Converser avec des gérants de boutiques indépendantes en 2016, c'est être mis face à un pessimisme quasi-généralisé. Un pessimisme aussi bien à court qu'à long terme. En parallèle aux problèmes liés aux prix et aux dates de sortie des jeux évoqués précédemment, la menace du jeu dématérialisé plane désormais au-dessus des boutiques de France.

Plusieurs revendeurs n'hésitent déjà pas à qualifier de "mort" le jeu vidéo physique sur PC. Pour ce qui est du jeu sur consoles, ils affirment être pris en étau entre les constructeurs qui cherchent à développer la vente de jeux dématérialisés sur leurs boutiques numériques, et les joueurs qui sont de plus en plus attirés par le dématérialisé. Et comme de plus en plus d'éditeur promettent des accès anticipés, via des bêta par exemple, aux joueurs qui réservent leurs jeux, les boutiques se retrouvent face à un nouveau problème. C'est ce qu'explique Florian Laventurier, vendeur dans la boutique de Saint-Lô :

De plus en plus de clients ne font des réservations que pour avoir clefs bêta. Du coup, nous nous retrouvons dans une impasse lorsqu'il s'agit de savoir quelle quantité d'exemplaires prendre pour telle ou telle prochaine sortie.

À l'instar des précommandes annulées sans prévenir, ce cas de figure peut avoir des conséquences particulièrement néfastes pour les finances déjà fragilisées des boutiques indépendantes.

Désabusé, le gérant du magasin des Deux-Sèvres affirme quant à lui ne pas se faire d'illusion quant à la fermeture prochaine de sa boutique. D'une manière plus générale, il estime que de nombreuses enseignes fermeront en 2016 et qu'en 2017 les clients "chercheront" les boutiques de jeu vidéo. Brice Achaume semble lui aussi penser qu'une partie des revendeurs de jeux vidéo indépendants sont voués à disparaître :

Il y a beaucoup de boutiques indépendantes en France et à ça il faut ajouter les Micromania, les grandes surfaces, les Fnac/Cultura/Boulanger, les Game Cash, Internet, etc. L'offre est beaucoup trop importante et on finit par s'y perdre. Rien qu'en centre-ville d'Avignon, il y a 5 revendeurs de jeux vidéo. C'est totalement absurde et il y en a déjà deux qui sont à deux doigts de fermer boutique. Forcément !

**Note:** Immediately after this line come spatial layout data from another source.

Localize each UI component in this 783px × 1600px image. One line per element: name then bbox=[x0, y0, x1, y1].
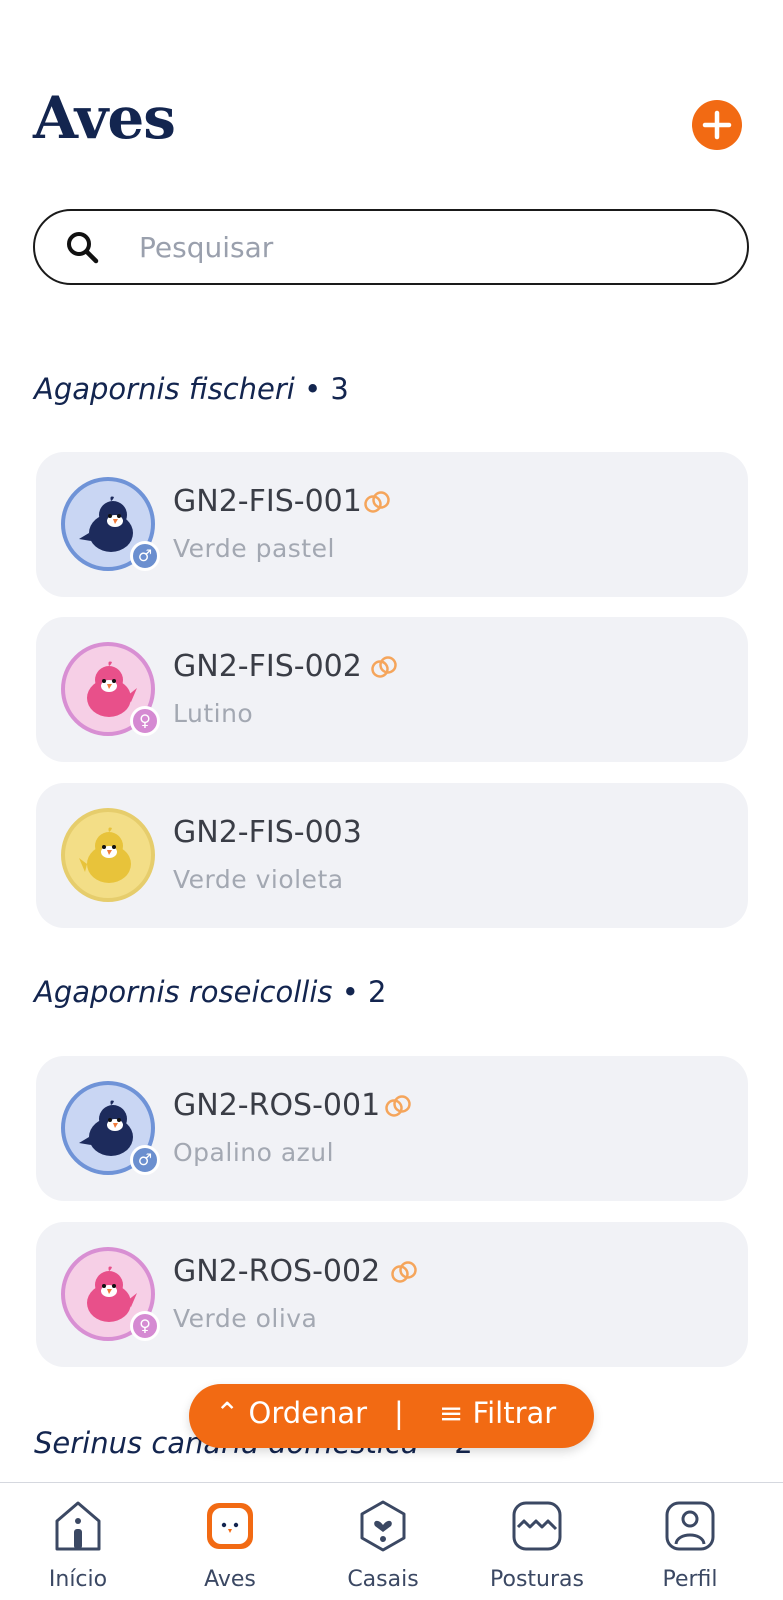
male-icon: ♂ bbox=[130, 1145, 160, 1175]
species-name: Agapornis roseicollis bbox=[34, 975, 333, 1009]
nav-label: Aves bbox=[204, 1567, 256, 1592]
divider: | bbox=[394, 1396, 404, 1430]
page-title: Aves bbox=[33, 84, 176, 152]
bird-mutation: Lutino bbox=[173, 699, 254, 728]
bird-mutation: Verde violeta bbox=[173, 865, 344, 894]
search-input[interactable] bbox=[139, 225, 719, 269]
ring-icon bbox=[371, 656, 397, 678]
bird-card[interactable]: ♀ GN2-FIS-002 Lutino bbox=[36, 617, 748, 762]
nav-item-inicio[interactable]: Início bbox=[8, 1483, 148, 1600]
bird-code: GN2-ROS-002 bbox=[173, 1254, 381, 1289]
bottom-nav: Início Aves Casais Posturas Perfil bbox=[0, 1482, 783, 1600]
ring-icon bbox=[385, 1095, 411, 1117]
bird-code: GN2-FIS-002 bbox=[173, 649, 362, 684]
ring-icon bbox=[391, 1261, 417, 1283]
sort-filter-bar: ⌃ Ordenar | ≡ Filtrar bbox=[189, 1384, 594, 1448]
home-icon bbox=[55, 1501, 101, 1551]
nav-item-posturas[interactable]: Posturas bbox=[467, 1483, 607, 1600]
bird-card[interactable]: GN2-FIS-003 Verde violeta bbox=[36, 783, 748, 928]
species-count: • 2 bbox=[341, 975, 387, 1009]
bird-code: GN2-FIS-001 bbox=[173, 484, 362, 519]
nav-label: Início bbox=[48, 1567, 108, 1592]
bird-card[interactable]: ♂ GN2-ROS-001 Opalino azul bbox=[36, 1056, 748, 1201]
bird-code: GN2-ROS-001 bbox=[173, 1088, 381, 1123]
nav-item-casais[interactable]: Casais bbox=[313, 1483, 453, 1600]
bird-avatar bbox=[61, 808, 155, 902]
bird-card[interactable]: ♂ GN2-FIS-001 Verde pastel bbox=[36, 452, 748, 597]
bird-mutation: Opalino azul bbox=[173, 1138, 335, 1167]
bird-mutation: Verde pastel bbox=[173, 534, 335, 563]
search-bar[interactable] bbox=[33, 209, 749, 285]
nav-label: Casais bbox=[347, 1567, 419, 1592]
bird-card[interactable]: ♀ GN2-ROS-002 Verde oliva bbox=[36, 1222, 748, 1367]
ring-icon bbox=[364, 491, 390, 513]
bird-icon bbox=[207, 1503, 253, 1549]
bird-mutation: Verde oliva bbox=[173, 1304, 318, 1333]
male-icon: ♂ bbox=[130, 541, 160, 571]
nav-item-perfil[interactable]: Perfil bbox=[620, 1483, 760, 1600]
bird-code: GN2-FIS-003 bbox=[173, 815, 362, 850]
group-header: Agapornis roseicollis • 2 bbox=[34, 975, 387, 1009]
profile-icon bbox=[665, 1501, 715, 1551]
species-name: Agapornis fischeri bbox=[34, 372, 295, 406]
plus-icon bbox=[702, 110, 732, 140]
species-count: • 3 bbox=[304, 372, 349, 406]
nav-label: Posturas bbox=[490, 1567, 584, 1592]
sort-button[interactable]: ⌃ Ordenar bbox=[215, 1396, 367, 1430]
group-header: Agapornis fischeri • 3 bbox=[34, 372, 349, 406]
couple-heart-icon bbox=[360, 1500, 406, 1552]
nav-item-aves[interactable]: Aves bbox=[160, 1483, 300, 1600]
bird-icon bbox=[79, 827, 131, 883]
nav-label: Perfil bbox=[662, 1567, 718, 1592]
search-icon bbox=[67, 232, 99, 264]
eggs-icon bbox=[512, 1501, 562, 1551]
add-bird-button[interactable] bbox=[692, 100, 742, 150]
female-icon: ♀ bbox=[130, 706, 160, 736]
filter-button[interactable]: ≡ Filtrar bbox=[439, 1396, 556, 1430]
female-icon: ♀ bbox=[130, 1311, 160, 1341]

Thomas Thouron est catégorique :

Il n'y a aucun avenir pour les boutiques de jeu vidéo. À tout casser, il nous reste 5 ans vivre !

Entre les charges, la baisse d'activité, et le peu de marge générée sur les produits neufs, c'est quasi-impossible d'espérer un avenir serein pour ce type de boutiques.Le constat est cinglant, il y a bien péril en la demeure ! Comme dans de nombreux domaines, la clef reste ainsi entre les mains des utilisateurs, acheteurs.... joueurs. A eux de savoir s'ils veulent encore de ces boutiques indépendantes. Si tel est le cas, il n'y a qu'une solution : il est urgent de ne plus les déserter.